Today is the day that – for anyone with a brain cell, any shred of moral sense or just generally left of Attila the Hun – is the day we hope beyond hope that the USA will throw off its clinging orange monocell pseudo-leader and get the place back to being where good ideas and great music comes out of.
Today is the day when we can’t help but think back to the last election day, four years ago, when everything went horribly, terribly wrong and we were left standing there with a sinking sense of dread thinking, what the fuck?
What the fuck?
Which is why today, as the US is in our thoughts as at no other time, and as we wait to see what the actual, real, final outcome is of the most hard-fought election of the last three millions years is, is the absolutely best day to watch the Meisterwerk that is A Conversation with America.
I once knew the man called Jim Kroft – the man who has made A Conversation with America for us – as the singer of the Berlin band that, above all other Berlin bands, were without any shadow of a doubt in anyone’s minds the band that were going to make it – that were going to shoot into the stratosphere and never come back down. The Myriad Creatures sparked, flamed, and, like so many great new bands before them, fell burning to earth.
So it was with a surprise that some years later I encountered Jim Kroft again, still hanging around the German capital, and now a seriously good, in-demand photographer as well as a startlingly on-the-ball documentary maker (who still makes music – musicians never really die, they just beef up their side hustle and keep going).
Jim Kroft set off to the US on a shoestring budget and a vaguely defined idea of what he was going to film, a little over four years ago.
A Conversation with America is just that: less a European documentary maker putting his own imprint on the thing, he wanders around the place in the days leading up to that fateful 2016 election and chats with random people.
And has some truly eye-opening conversations, and gets some sobering answers.
The documentary ends – pretty much – with us watching Jim waiting on the evening of the election where everyone’s hanging around partying, waiting to see Hilary Clinton confirmed as US president-elect.
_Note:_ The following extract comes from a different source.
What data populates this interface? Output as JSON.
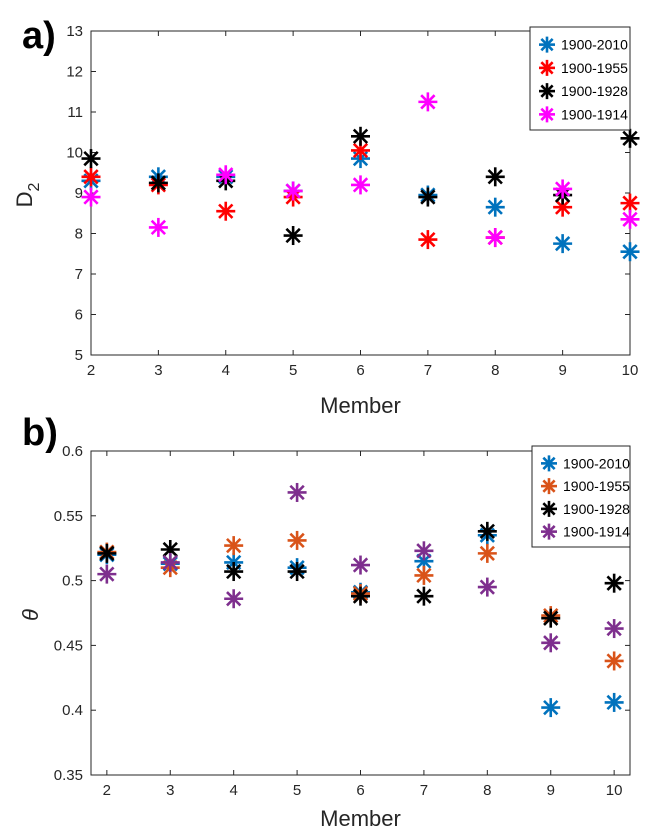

And it covers the shocked, horrified moments when it all goes seriously, big-time tits-up and the unthinkable occurs. We watch in real time as he staggers from one intended-celebration-full-of-distraught-people to the next, all in the dregs of the night.
At this time: at this exact time. Today. Tomorrow. The day after: this is the time, unlike any other, when you should sit down for an hour and a half and watch A Conversation with America. Because it shows us the root of the thing that brought us here. The Armageddon moment when the nuclear blast occurred, a nuclear blast that expanded its mushroom cloud ever so slowly, so that it spread out and hurled its burning hot wind over a four-year pulse.
And it’s exactly that moment, so well portrayed and well caught in A Conversation with America, that brought us to this very day.
So in the feverishness of the next days, take a breather, and watch Jim Kroft’s open-hearted and open-minded attempt to get to the open, raw soul of a country that seems to have ripped its wounds open and invited its brother and it sister to prod a stick around inside to see where it hurts….but also to see where the tender, exposed wound of love is. Where the thing is that makes the whole thing worth saving.
Watching such a well-made and honestly, openly enquiring documentary film would be a huge pleasure anyway; knowing that this seriously impressive piece of film-making was done by a guy that used to play Thursday nights at Tacheles makes it even more so.